A section of the nervous system, trauma, infection, surgery, Congenital etc. loss of bladder function due to damage that occurred for reasons subject: bladder augmentation is called. Depending on the region where the damage is located, different results will occur. The decrease in the activity of the bladder, and a decrease in reflex movements or loss, and sphincter (the muscles around the anus), we are faced with a situation such as failure.

As a result of this, the following is seen:

→ bladder emptying

→ by pressing down on the stomach, urine

→ increased urinary tract infection

→ whether the bladder is full and not being able to

→ while urinating less come, drip, drip is

→ frequent urination in small amounts

→ urinary incontinence

The nerves to the bladder are affected as a result of diseases where the function of emptying the bladder is affected. The child is not emptying the bladder. Thus, the bladder (residual) remains. As a result of these urinary tract infections bacteria multiply and develop. The bladder is filled with urine from the kidneys to the bladder makes it more difficult to remain the passage of urine. Breaks down the functioning of the kidneys. This is also blood in the urine, leading up to a heavy table to escape in the next period, leads to renal failure.

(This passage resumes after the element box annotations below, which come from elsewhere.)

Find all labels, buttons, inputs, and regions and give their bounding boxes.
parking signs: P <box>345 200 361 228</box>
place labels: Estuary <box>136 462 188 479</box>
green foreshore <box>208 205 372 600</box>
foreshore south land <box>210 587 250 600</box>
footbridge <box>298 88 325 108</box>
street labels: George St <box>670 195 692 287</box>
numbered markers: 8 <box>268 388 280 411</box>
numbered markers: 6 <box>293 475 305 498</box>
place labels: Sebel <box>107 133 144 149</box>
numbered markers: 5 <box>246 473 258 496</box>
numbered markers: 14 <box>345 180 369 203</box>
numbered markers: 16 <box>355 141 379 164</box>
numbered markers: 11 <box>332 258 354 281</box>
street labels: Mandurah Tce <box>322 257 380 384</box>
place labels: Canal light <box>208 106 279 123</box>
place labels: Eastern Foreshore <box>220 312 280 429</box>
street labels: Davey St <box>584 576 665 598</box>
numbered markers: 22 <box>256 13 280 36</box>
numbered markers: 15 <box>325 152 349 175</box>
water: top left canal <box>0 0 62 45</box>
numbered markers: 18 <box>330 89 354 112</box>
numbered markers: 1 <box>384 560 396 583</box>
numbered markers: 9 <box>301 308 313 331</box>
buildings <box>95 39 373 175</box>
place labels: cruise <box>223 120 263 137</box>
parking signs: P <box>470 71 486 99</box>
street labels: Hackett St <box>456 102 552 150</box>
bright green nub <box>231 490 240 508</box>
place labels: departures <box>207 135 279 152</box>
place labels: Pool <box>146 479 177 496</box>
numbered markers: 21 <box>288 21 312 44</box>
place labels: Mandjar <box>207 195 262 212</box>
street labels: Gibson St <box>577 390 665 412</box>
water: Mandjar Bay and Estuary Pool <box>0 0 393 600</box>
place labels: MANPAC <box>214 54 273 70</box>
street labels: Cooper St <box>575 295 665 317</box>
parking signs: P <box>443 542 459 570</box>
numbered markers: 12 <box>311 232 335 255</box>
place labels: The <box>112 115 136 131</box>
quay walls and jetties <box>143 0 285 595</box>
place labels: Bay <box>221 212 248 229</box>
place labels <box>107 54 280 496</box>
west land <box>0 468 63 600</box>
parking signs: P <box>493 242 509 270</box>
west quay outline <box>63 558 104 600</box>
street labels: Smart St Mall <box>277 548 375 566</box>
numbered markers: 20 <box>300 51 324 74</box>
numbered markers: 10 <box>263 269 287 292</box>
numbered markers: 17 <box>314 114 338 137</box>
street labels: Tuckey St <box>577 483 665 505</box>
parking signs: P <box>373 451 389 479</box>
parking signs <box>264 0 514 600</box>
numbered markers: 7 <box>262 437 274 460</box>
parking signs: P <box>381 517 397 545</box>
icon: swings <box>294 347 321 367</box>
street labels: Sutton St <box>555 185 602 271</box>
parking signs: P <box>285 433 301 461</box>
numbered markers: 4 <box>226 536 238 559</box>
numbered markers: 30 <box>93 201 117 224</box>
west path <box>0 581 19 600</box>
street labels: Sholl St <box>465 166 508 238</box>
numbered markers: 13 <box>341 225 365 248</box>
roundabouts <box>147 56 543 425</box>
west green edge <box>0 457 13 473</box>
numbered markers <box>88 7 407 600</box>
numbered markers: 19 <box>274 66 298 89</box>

Subject: the cases of bladder

Anoraktal Malformations: congenital defects of the urinary and genital disorders that can be seen together with Intestinal disease. The storage section of the intestine, feces, so the development to be closed in various ways corrupted the anus (anal atresia), shortness of the anus, the anus covered with a membrane to be in situations like that in front of the anus, usually in the pelvic floor muscles are weak or undeveloped. When these muscles are cured with surgery, a large proportion of the work of the muscles and of the environment will be affected.

Spina bifida: in the mother's womb in the normal way avoid the spine , spinal cord and associated nerves is a situation where he's in the open.

Agnez sacrum: sacral vertebra or the lack of one.

Cerebral Palsy, Stroke, Parkinson's Disease, Multiple Sclerosis

 

Treatment

Requires long-term treatment for nerve damage.

→ Clean intermittent catheterization (PLUG): Urine orderly, safe manner is a method that allows to be emptied. Thin, flexible, and slippery with a probe into the bladder, the urine is empty. Must be done at regular intervals during the day.

→ Medication: according to the needs of the child are determined.

→ Bladder – bowel training: you should avoid food and drinks that bothers Bladder. Bowel bother putting full pressure on the bladder, because the child should not be constipated. So eat enough fiber from food, age-appropriate amount of water you should consume.

→ Pelvic floor Rehabilitation: Treatment manual therapy, electrical stimulation, EMG-Biofeedback, exercise, proper bucking-various methods such as voiding techniques are used. The pelvic floor muscles that control urination and defecation should be trained and evaluated with the appropriate program in the right way. Pee techniques are taught to help. Correct and consistent with treatment, a reduction in the number of plug can be achieved. The amount of outside peeing pee can search for. Incontinence may be reduced or even poop can be eliminated.